Database Replication
Master-slave, master-master, and quorum-based replication. Replication lag, conflict resolution, and trade-offs between consistency and availability.
What Replication Solves
Replication copies data from one node (the primary) to one or more other nodes (replicas). It serves two distinct goals: high availability (if the primary fails, a replica takes over) and read scaling (read traffic is distributed across multiple replicas). Understanding *which goal you're optimizing for* determines which replication topology to choose.
Single-Leader (Master-Replica) Replication
The most common topology. All writes go to the leader (primary). The leader streams changes to followers (replicas), which apply them asynchronously. Reads can be served by any replica. This is the default configuration for PostgreSQL streaming replication, MySQL replica, and MongoDB replica sets.
Replication Lag
In asynchronous replication, replicas apply changes after the primary has already acknowledged the write to the client. This creates replication lag — a window where a replica serves stale data. Typical lag in well-configured systems is milliseconds to seconds, but under heavy write load it can grow to minutes.
Read-After-Write Inconsistency
A user writes a profile update, and their next request (a read) hits a lagging replica — they see the old data. This is the 'read-after-write' anomaly. Solutions: (1) Always route reads for the current user to the primary. (2) Track the write's replication position and only route reads to replicas that have caught up. (3) Use sticky sessions to always hit the same replica.
Synchronous vs Asynchronous Replication
| Mode | When Primary Acks | Data Loss Risk | Write Latency |
|---|---|---|---|
| Asynchronous | Before replica confirms | Yes — replica may lag | Low (primary only) |
| Synchronous | After at least one replica confirms | No — one durability copy guaranteed | Higher (waits for replica) |
| Semi-synchronous (MySQL) | After one replica; others are async | Minimal — one replica guaranteed | Medium |
Failover and Leader Election
When the primary fails, a replica must be promoted. This process is called failover. Two key challenges: (1) Determining the primary is actually dead (not just slow) — the split-brain problem. (2) Choosing which replica to promote — typically the one with the least replication lag. Tools like Patroni (PostgreSQL), Orchestrator (MySQL), and ZooKeeper automate this.
Split Brain
If a primary becomes temporarily unreachable (network partition) and a new primary is elected, you now have two nodes accepting writes — a split brain. Writes to the old primary are lost when the partition heals. Preventing split brain requires a quorum mechanism: the primary can only accept writes if it can reach a majority of nodes.
Multi-Leader (Master-Master) Replication
Multiple nodes accept writes simultaneously. Useful for geo-distributed systems where you want low-latency writes in multiple regions. The fundamental challenge is write conflicts: if two leaders accept different values for the same row concurrently, which value wins?

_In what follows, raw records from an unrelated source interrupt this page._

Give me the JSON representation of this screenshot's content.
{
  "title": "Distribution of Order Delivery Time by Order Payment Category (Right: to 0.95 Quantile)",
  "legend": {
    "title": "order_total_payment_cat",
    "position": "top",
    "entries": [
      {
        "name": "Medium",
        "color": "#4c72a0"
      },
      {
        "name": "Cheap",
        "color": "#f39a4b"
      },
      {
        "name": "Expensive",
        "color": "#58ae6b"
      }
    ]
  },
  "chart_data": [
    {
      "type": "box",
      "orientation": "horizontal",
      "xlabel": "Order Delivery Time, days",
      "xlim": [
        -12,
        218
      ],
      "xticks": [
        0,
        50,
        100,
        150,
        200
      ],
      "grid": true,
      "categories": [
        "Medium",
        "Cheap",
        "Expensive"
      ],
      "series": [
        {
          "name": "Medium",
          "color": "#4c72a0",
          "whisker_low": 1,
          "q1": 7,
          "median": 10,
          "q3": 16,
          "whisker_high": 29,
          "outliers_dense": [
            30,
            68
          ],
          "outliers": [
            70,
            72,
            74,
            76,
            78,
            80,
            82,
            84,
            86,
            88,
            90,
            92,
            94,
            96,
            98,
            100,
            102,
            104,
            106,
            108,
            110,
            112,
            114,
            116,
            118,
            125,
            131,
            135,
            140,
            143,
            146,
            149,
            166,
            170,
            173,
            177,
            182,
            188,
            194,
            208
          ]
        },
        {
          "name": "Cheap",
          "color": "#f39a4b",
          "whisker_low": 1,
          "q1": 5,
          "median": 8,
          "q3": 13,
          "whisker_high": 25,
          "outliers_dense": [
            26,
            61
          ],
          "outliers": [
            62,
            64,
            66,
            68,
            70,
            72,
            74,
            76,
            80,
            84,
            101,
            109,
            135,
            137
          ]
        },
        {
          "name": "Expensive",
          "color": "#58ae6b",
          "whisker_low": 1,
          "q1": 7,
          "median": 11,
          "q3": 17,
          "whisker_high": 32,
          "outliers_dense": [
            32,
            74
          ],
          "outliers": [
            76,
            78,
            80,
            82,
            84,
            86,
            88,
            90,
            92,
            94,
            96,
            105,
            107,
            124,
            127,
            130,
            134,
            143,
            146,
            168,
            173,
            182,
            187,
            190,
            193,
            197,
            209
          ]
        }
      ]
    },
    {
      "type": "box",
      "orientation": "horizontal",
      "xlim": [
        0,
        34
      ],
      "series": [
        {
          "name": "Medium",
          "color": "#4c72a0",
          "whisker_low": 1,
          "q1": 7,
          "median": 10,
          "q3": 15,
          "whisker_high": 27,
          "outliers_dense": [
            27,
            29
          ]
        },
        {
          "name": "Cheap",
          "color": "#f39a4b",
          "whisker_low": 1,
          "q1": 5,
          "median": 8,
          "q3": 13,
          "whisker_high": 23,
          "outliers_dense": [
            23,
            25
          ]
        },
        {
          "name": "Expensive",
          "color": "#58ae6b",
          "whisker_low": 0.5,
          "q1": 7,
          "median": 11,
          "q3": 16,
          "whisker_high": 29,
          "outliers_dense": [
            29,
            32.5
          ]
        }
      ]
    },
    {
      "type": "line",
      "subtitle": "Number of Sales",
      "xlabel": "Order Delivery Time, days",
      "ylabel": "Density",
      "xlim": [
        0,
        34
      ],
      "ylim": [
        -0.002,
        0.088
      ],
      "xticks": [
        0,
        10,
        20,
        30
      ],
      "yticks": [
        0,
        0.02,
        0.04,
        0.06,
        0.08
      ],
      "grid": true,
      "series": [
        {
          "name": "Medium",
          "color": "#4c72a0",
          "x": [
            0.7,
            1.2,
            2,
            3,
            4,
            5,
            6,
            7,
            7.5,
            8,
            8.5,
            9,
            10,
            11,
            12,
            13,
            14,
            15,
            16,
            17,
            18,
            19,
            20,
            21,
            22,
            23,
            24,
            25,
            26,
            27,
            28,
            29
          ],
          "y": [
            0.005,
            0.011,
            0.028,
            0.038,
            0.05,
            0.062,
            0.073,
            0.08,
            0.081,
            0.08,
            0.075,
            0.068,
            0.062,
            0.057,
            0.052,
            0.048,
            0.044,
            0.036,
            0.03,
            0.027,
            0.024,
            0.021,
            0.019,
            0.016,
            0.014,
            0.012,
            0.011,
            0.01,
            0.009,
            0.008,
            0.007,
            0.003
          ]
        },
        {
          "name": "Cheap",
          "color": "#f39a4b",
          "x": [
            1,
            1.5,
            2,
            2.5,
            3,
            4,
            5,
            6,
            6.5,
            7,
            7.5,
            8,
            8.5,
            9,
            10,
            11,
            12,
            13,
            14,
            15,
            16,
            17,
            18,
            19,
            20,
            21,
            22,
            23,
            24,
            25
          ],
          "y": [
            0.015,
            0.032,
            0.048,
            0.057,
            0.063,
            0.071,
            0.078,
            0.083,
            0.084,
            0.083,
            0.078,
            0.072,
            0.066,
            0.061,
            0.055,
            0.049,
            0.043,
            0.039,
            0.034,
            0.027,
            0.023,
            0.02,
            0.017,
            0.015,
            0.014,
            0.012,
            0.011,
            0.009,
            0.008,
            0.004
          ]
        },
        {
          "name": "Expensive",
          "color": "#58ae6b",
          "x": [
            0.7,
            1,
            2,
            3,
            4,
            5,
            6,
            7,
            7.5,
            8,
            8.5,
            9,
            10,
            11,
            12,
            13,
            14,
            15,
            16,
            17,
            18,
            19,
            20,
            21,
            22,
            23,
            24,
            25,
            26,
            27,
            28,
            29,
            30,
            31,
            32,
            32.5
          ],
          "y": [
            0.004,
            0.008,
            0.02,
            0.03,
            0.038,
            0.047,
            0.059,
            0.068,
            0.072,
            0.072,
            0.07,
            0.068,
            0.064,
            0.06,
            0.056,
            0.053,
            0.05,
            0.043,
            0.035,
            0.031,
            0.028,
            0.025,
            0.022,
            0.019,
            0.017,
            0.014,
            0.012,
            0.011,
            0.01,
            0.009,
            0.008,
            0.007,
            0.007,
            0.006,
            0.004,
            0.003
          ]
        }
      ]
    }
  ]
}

- Last-Write-Wins (LWW): The write with the later timestamp wins. Simple but risks losing concurrent writes that arrive out of order.
- Conflict-free Replicated Data Types (CRDTs): Data structures designed to merge automatically (counters, sets). Used in DynamoDB, Riak.
- Application-level resolution: Expose conflicts to the application (CouchDB approach). Application decides the merge logic.
- Avoid conflicts: Route all writes for a record to the same leader using consistent hashing on the record key.
Quorum-Based Replication (Leaderless)
In leaderless systems (Cassandra, DynamoDB, Riak), any node can accept writes. Consistency is achieved through quorum reads and writes. With `N` total replicas, a write is successful when `W` replicas acknowledge it, and a read is successful when `R` replicas respond. Consistency is guaranteed when `W + R > N`.
Cassandra quorum example (N=3 replicas):
Write quorum (W=2): write must succeed on 2 of 3 nodes
Read quorum (R=2): read from 2 of 3 nodes, take latest
W + R = 4 > N = 3 → Consistent (always see latest write)
Strong consistency: W=3, R=1 (or W=1, R=3)
High availability: W=1, R=1 (eventual consistency)
Balanced: W=2, R=2 (tolerates 1 node failure)When `W + R <= N`, you get eventual consistency — faster writes and reads, but a read may return stale data if you haven't yet reached quorum overlap. Cassandra defaults to `QUORUM` consistency but allows per-query override.
Interview Tip
Replication questions in interviews often follow this pattern: 'How do you handle the case where the primary goes down?' Walk through: detect failure (heartbeats + timeout), elect a new primary (Raft/Paxos or sentinel), redirect writes, and handle in-flight transactions. Mention the risk of split brain and how quorum prevents it. This shows you understand production realities, not just textbook topology diagrams.